Kyrgyzstan's recorded history spans over 2,000 years, encompassing a variety of cultures and empires. Although geographically isolated by its highly mountainous terrain, which has helped preserve its ancient culture, Kyrgyzstan has been at the crossroads of several great civilizations as part of the Silk Road and other commercial and cultural routes. Though long inhabited by a succession of independent tribes and clans, Kyrgyzstan has periodically fallen under foreign domination and attained sovereignty as a nation-state only after the breakup of the Soviet Union in 1991.
Pictured left: Kenesh Jusupov, a prominent Kyrgyz writer, in his home village of Echki-Bashy in On-Archa village area.
The culture of Kyrgyzstan has a wide mix of ethnic groups and cultures, with the Kyrgyz being the majority group. It is generally considered that there are 40 Kyrgyz clans, symbolized by the 40-rayed yellow sun in the center of the flag. The lines inside the sun are said to represent a yurt. The dominant religion of Kyrgyzstan is Sunni Islam (91%). The Russian population is Russian Orthodox.
Kyrgyzstan is the only former Soviet Central Asian republic to start out with two official languages, in this case Russian and Kyrgyz. An aggressive post-Soviet campaign was established to make the latter the official national language in all commercial and government uses by 1997; Russian is still used extensively, and the non-Kyrgyz population, most not Kyrgyz speakers, are hostile to forcible Kyrgyzification.

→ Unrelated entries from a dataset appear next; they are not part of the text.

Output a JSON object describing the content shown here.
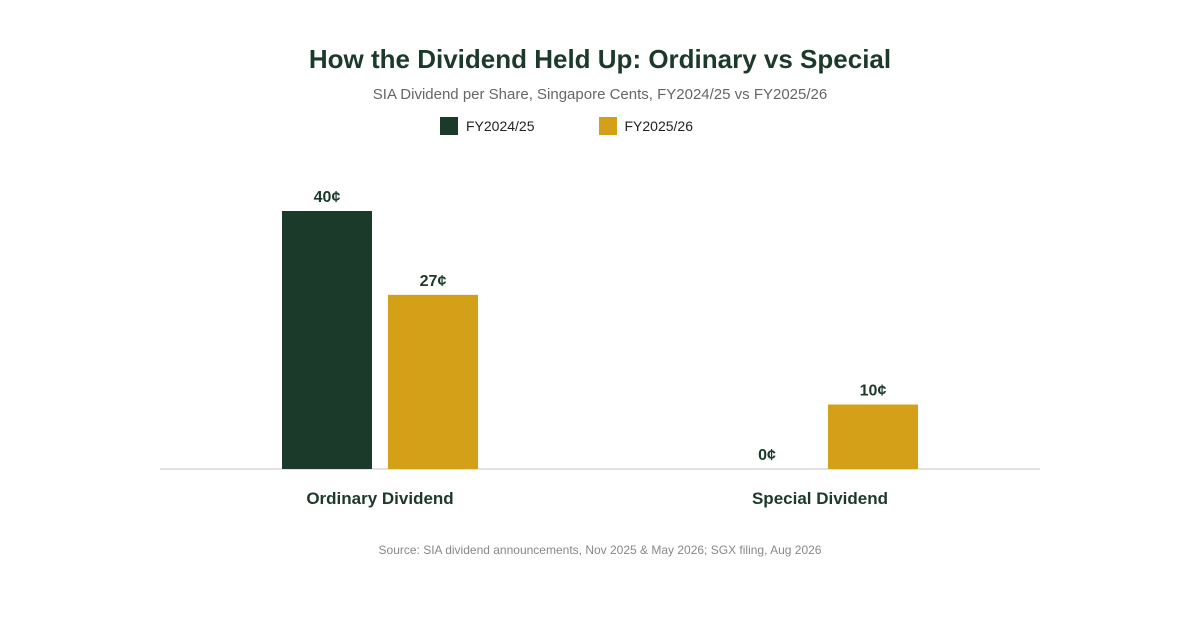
{
  "chart_data": {
    "type": "bar",
    "title": "How the Dividend Held Up: Ordinary vs Special",
    "subtitle": "SIA Dividend per Share, Singapore Cents, FY2024/25 vs FY2025/26",
    "categories": [
      "Ordinary Dividend",
      "Special Dividend"
    ],
    "series": [
      {
        "name": "FY2024/25",
        "color": "#1c3a2a",
        "values": [
          40,
          0
        ],
        "labels": [
          "40¢",
          "0¢"
        ]
      },
      {
        "name": "FY2025/26",
        "color": "#d4a017",
        "values": [
          27,
          10
        ],
        "labels": [
          "27¢",
          "10¢"
        ]
      }
    ],
    "ylim": [
      0,
      45
    ],
    "grid": false,
    "legend_position": "top-center",
    "source": "Source: SIA dividend announcements, Nov 2025 & May 2026; SGX filing, Aug 2026"
  }
}
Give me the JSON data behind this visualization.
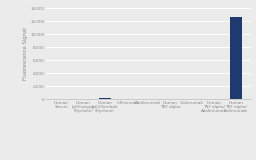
{
  "categories": [
    "Human\nSerum",
    "Human\nIgG/Isotype\n(Hyclone)",
    "Human\nIgG1/lambda\n(Hyclone)",
    "Infliximab",
    "Adalimumab",
    "Human\nTNF alpha",
    "Golimumab",
    "Human\nTNF alpha/\nAdalimumab",
    "Human\nTNF alpha/\nGolimumab"
  ],
  "values": [
    50,
    60,
    200,
    80,
    90,
    70,
    80,
    75,
    12600
  ],
  "bar_color": "#1e3a6e",
  "ylabel": "Fluorescence Signal",
  "ylim": [
    0,
    14000
  ],
  "yticks": [
    0,
    2000,
    4000,
    6000,
    8000,
    10000,
    12000,
    14000
  ],
  "background_color": "#ebebeb",
  "grid_color": "#ffffff",
  "tick_label_fontsize": 3.0,
  "ylabel_fontsize": 3.8,
  "tick_color": "#888888"
}
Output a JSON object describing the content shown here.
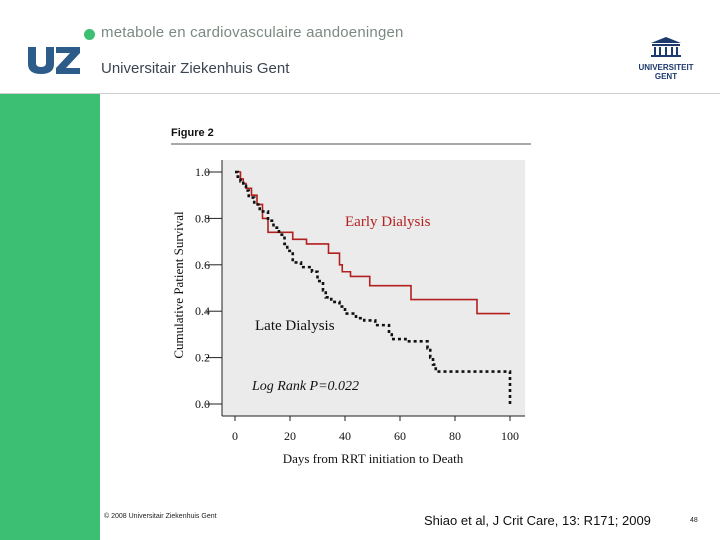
{
  "header": {
    "tagline": "metabole en cardiovasculaire aandoeningen",
    "org_name": "Universitair Ziekenhuis Gent",
    "logo_text": "UZ",
    "ugent_line1": "UNIVERSITEIT",
    "ugent_line2": "GENT",
    "accent_color": "#3dbf73",
    "logo_color": "#2e5c8a"
  },
  "chart_data": {
    "type": "line",
    "figure_label": "Figure 2",
    "title": "",
    "xlabel": "Days from RRT initiation to Death",
    "ylabel": "Cumulative Patient Survival",
    "xlim": [
      0,
      100
    ],
    "ylim": [
      0,
      1.0
    ],
    "xticks": [
      0,
      20,
      40,
      60,
      80,
      100
    ],
    "yticks": [
      0.0,
      0.2,
      0.4,
      0.6,
      0.8,
      1.0
    ],
    "ytick_labels": [
      "0.0",
      "0.2",
      "0.4",
      "0.6",
      "0.8",
      "1.0"
    ],
    "grid": false,
    "series": [
      {
        "name": "Early Dialysis",
        "style": "step-solid",
        "color": "#b22020",
        "x": [
          0,
          2,
          3,
          4,
          6,
          8,
          10,
          12,
          21,
          26,
          34,
          38,
          39,
          42,
          49,
          64,
          88,
          100
        ],
        "y": [
          1.0,
          0.97,
          0.95,
          0.93,
          0.9,
          0.86,
          0.8,
          0.74,
          0.71,
          0.69,
          0.65,
          0.6,
          0.57,
          0.55,
          0.51,
          0.45,
          0.39,
          0.39
        ]
      },
      {
        "name": "Late Dialysis",
        "style": "step-dotted",
        "color": "#111111",
        "x": [
          0,
          1,
          2,
          3,
          4,
          5,
          7,
          9,
          12,
          14,
          16,
          18,
          19,
          21,
          24,
          28,
          30,
          32,
          33,
          35,
          38,
          40,
          44,
          47,
          51,
          56,
          57,
          62,
          70,
          71,
          72,
          73,
          74,
          100
        ],
        "y": [
          1.0,
          0.98,
          0.96,
          0.94,
          0.92,
          0.89,
          0.86,
          0.83,
          0.79,
          0.76,
          0.73,
          0.69,
          0.66,
          0.61,
          0.59,
          0.57,
          0.53,
          0.49,
          0.46,
          0.44,
          0.42,
          0.39,
          0.37,
          0.36,
          0.34,
          0.3,
          0.28,
          0.27,
          0.24,
          0.2,
          0.17,
          0.14,
          0.14,
          0.0
        ]
      }
    ],
    "annotations": {
      "early_label": "Early Dialysis",
      "late_label": "Late Dialysis",
      "logrank": "Log Rank P=0.022"
    }
  },
  "footer": {
    "copyright": "© 2008 Universitair Ziekenhuis Gent",
    "citation": "Shiao et al, J Crit Care, 13: R171; 2009",
    "page_number": "48"
  }
}
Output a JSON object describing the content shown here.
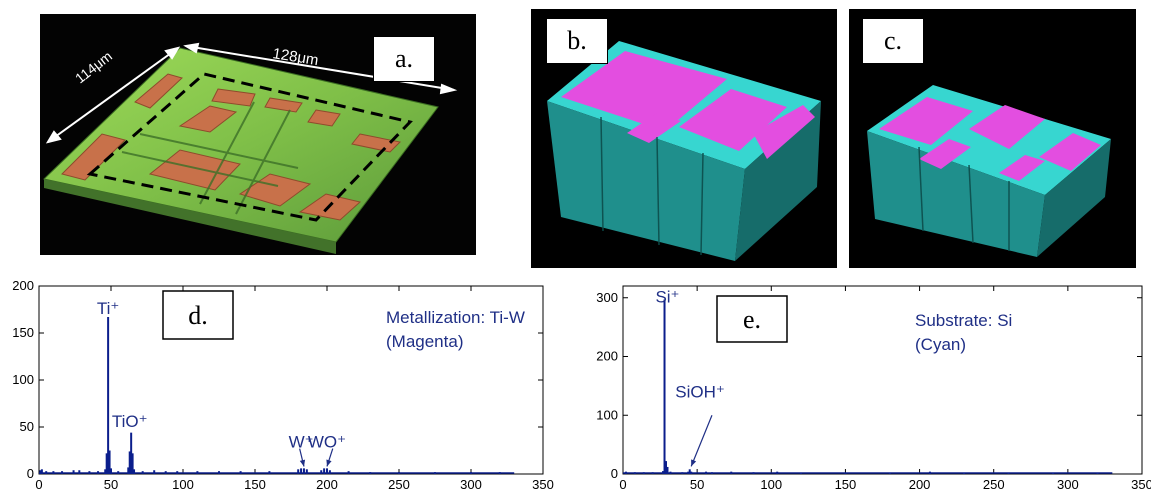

Kyrgyzstan has a high literacy rate (99%), and a strong tradition of educating all citizens. However, its ambitious program to restructure the Soviet educational system is hampered by low funding and loss of teachers. School attendance is mandatory through grade nine. Kyrgyz is increasingly used for instruction; the transition from Russian to Kyrgyz has been hampered by lack of textbooks. It remains to be seen whether Russian will continue as the second language of choice, or whether English will supersede it as a lingua franca.
Almazbek Atambaev was born in 1956 in the Northern region of Chui. He received his degree in economics while studying at the Moscow Institute of Management.
Atambaev has four children from his marriage to his first wife Buazhar, two sons Seyit and Seytek, and two daughters Diana and Dinara. In 1988 he married his second wife, Raisa. They have two children, a boy Khadyrbek and a girl Aliya. Raisa is an ethnic Tatar, born in the Urals in Russia, who moved to Osh as a child, with her parents. She is a doctor.